The Claimant claimed that following a heart attack in January 2011, he was unfairly or wrongly dismissed by Pimlico Plumbers on 3 May 2011.
The Claimant issued a claim on 1 August 2011 alleging unfair dismissal, wrongful dismissal, entitlement to sick pay, holiday pay and arrears of pay. He also claimed direct disability discrimination and failure to make reasonable adjustments.
A pre-hearing was listed to address the employment status of the Claimant and decide on:
- whether the Claimant was an employee;
- whether the Claimant was a worker;
- whether the Claimant’s working circumstances met the definition of “employment” in section 83(2)(a) of the Equality Act 2010; or
- whether the Claimant was genuinely self-employed in business on his own account.
During the course of the Court proceedings, the Claimant acknowledged that he had filed tax returns on the basis that he was self-employed, was VAT registered and issued monthly invoices to Pimlico Plumbers for VAT purposes.
It was held that the Claimant was engaged to personally provide work for Pimlico Plumbers and no evidence was found to suggest an unfettered right to provide the services he was engaged to do through a substitute if he was unable/unwilling to do them himself. Additionally, the Claimant was required to work a normal week of 40 hours under the Company’s Procedures and Working Practices which formed part of the Claimant’s original terms of agreement in 2005 and the assumption was that it still applied following a new agreement with Pimlico Plumbers in 2009.
On the other hand, in its ruling, the Court of Appeal upheld the decision of an earlier employment tribunal that the Claimant was a worker for the purposes of the Employment Rights Act 1996, Working Time Regulations 1998 and an employee within the definition of the Equality Act 2010. In other words, it was held that Pimlico Plumbers had engaged the Claimant under a contract of personal service and as such, the Claimant had ‘worker’ status entitling him to certain rights, including, protection against unlawful deductions from wages, protection against unlawful discrimination, statutory sick pay and the statutory minimum level of paid holiday.
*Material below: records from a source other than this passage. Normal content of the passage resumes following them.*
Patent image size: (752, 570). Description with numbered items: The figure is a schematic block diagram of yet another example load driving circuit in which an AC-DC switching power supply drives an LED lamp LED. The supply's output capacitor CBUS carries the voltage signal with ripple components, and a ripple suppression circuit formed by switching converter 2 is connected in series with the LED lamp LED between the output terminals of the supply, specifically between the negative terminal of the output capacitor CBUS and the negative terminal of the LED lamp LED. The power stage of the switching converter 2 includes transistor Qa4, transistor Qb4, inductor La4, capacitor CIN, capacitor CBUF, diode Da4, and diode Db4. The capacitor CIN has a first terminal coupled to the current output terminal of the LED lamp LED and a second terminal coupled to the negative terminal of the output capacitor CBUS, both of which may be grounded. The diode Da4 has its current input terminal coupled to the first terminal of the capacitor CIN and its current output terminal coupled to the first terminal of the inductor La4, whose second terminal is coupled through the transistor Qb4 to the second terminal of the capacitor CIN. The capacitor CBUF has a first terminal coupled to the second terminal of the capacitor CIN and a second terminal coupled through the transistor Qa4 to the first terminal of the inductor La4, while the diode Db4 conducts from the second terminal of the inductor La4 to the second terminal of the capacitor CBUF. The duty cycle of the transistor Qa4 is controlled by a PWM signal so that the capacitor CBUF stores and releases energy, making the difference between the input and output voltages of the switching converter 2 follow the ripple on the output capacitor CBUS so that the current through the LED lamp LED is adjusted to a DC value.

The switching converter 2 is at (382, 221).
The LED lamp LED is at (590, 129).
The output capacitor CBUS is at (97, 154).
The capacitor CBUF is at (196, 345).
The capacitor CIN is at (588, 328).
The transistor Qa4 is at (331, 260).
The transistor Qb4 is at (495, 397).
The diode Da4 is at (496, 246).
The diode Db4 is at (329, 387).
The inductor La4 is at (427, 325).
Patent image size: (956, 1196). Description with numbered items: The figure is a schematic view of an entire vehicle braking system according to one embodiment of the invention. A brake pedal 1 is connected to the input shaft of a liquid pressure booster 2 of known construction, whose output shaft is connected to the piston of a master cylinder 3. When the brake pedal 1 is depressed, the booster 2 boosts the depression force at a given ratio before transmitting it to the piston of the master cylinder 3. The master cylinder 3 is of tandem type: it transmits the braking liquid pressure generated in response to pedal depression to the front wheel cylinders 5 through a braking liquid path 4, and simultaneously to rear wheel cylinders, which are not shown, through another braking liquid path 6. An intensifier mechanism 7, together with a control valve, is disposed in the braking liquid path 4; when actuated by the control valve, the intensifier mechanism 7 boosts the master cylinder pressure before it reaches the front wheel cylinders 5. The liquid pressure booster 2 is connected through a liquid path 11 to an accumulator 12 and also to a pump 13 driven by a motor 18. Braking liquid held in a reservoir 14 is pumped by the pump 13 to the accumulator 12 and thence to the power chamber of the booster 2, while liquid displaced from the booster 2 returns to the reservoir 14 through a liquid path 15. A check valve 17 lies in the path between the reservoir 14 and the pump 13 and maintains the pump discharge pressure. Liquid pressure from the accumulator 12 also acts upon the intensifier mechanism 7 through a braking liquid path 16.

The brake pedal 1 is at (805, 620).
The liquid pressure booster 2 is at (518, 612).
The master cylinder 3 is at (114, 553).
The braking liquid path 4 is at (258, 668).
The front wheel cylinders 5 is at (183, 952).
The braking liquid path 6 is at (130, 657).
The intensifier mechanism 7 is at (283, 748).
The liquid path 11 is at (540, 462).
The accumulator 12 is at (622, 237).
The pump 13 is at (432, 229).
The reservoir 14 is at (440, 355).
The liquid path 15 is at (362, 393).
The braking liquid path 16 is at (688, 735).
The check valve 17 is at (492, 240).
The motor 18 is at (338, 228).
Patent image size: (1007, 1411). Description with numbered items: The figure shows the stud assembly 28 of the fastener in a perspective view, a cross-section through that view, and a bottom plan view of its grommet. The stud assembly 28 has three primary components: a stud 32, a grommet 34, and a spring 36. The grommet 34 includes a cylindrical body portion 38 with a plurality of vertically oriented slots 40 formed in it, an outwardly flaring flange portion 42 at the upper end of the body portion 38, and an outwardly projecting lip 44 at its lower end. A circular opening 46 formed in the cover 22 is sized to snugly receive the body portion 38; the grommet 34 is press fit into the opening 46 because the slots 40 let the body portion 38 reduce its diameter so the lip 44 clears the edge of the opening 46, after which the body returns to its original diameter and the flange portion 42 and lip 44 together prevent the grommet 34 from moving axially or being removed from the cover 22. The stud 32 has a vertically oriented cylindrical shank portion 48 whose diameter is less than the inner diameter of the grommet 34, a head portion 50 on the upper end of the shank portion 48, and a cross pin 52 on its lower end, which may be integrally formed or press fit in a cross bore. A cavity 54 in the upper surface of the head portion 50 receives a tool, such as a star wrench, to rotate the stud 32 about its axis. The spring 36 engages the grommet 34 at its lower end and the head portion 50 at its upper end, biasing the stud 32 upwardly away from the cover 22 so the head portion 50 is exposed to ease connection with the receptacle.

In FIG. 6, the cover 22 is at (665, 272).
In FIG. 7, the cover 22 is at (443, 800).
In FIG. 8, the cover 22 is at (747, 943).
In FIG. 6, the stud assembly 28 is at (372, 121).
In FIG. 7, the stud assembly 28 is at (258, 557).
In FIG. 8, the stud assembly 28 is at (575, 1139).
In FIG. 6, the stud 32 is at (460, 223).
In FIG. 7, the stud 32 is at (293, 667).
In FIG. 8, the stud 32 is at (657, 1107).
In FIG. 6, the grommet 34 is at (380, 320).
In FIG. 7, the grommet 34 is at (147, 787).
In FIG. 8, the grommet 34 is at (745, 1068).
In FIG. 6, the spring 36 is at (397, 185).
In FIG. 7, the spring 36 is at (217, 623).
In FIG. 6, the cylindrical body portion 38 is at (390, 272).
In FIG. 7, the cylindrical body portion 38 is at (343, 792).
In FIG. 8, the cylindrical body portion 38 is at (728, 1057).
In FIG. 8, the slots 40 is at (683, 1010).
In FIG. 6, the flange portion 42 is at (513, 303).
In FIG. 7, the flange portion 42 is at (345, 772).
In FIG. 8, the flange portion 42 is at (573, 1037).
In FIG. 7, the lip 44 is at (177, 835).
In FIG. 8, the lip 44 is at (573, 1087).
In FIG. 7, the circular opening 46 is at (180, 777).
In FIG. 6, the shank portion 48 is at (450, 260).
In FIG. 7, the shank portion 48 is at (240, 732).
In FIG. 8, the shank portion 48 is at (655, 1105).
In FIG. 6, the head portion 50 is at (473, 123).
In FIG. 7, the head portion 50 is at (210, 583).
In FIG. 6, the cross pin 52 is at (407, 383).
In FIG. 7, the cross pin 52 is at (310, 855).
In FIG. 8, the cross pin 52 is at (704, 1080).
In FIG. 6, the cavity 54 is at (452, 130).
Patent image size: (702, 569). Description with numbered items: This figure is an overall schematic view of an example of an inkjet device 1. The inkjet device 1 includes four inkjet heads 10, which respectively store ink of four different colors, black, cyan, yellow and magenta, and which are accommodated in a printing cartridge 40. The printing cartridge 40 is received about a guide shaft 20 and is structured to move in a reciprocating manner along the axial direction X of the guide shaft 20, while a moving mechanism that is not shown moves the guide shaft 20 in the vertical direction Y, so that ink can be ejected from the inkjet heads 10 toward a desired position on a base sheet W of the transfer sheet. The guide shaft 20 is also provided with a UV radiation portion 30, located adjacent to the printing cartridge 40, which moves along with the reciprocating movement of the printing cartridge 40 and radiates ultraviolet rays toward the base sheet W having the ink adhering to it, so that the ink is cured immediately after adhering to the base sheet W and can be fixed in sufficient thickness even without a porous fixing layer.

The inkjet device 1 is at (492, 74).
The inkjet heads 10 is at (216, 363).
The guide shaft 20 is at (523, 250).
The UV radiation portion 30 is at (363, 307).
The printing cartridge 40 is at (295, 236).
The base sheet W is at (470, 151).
The Master of the Rolls commented that the relevant factors in determining whether an individual is genuinely self-employed could include a right to substitute their labour at will and the extent to which the individual is integrated into the business of the alleged employer.
Together with the recent employment tribunal decisions in the Uber and Citysprint cases (as reported in earlier newsletters), this case is another significant decision in worker status. It is clear that giving a qualified right of substitution to an individual contractor may no longer be enough. Therefore, companies must think carefully when drafting agreements with contractors. This ruling could offer greater protection for many of those who are considered as self-employed, but who are in fact workers, if one is to closely examine the working relationship in practice.
It is advisable that businesses, who are dependent on independent contractors as an essential part of their services, carefully review the status of these relationships.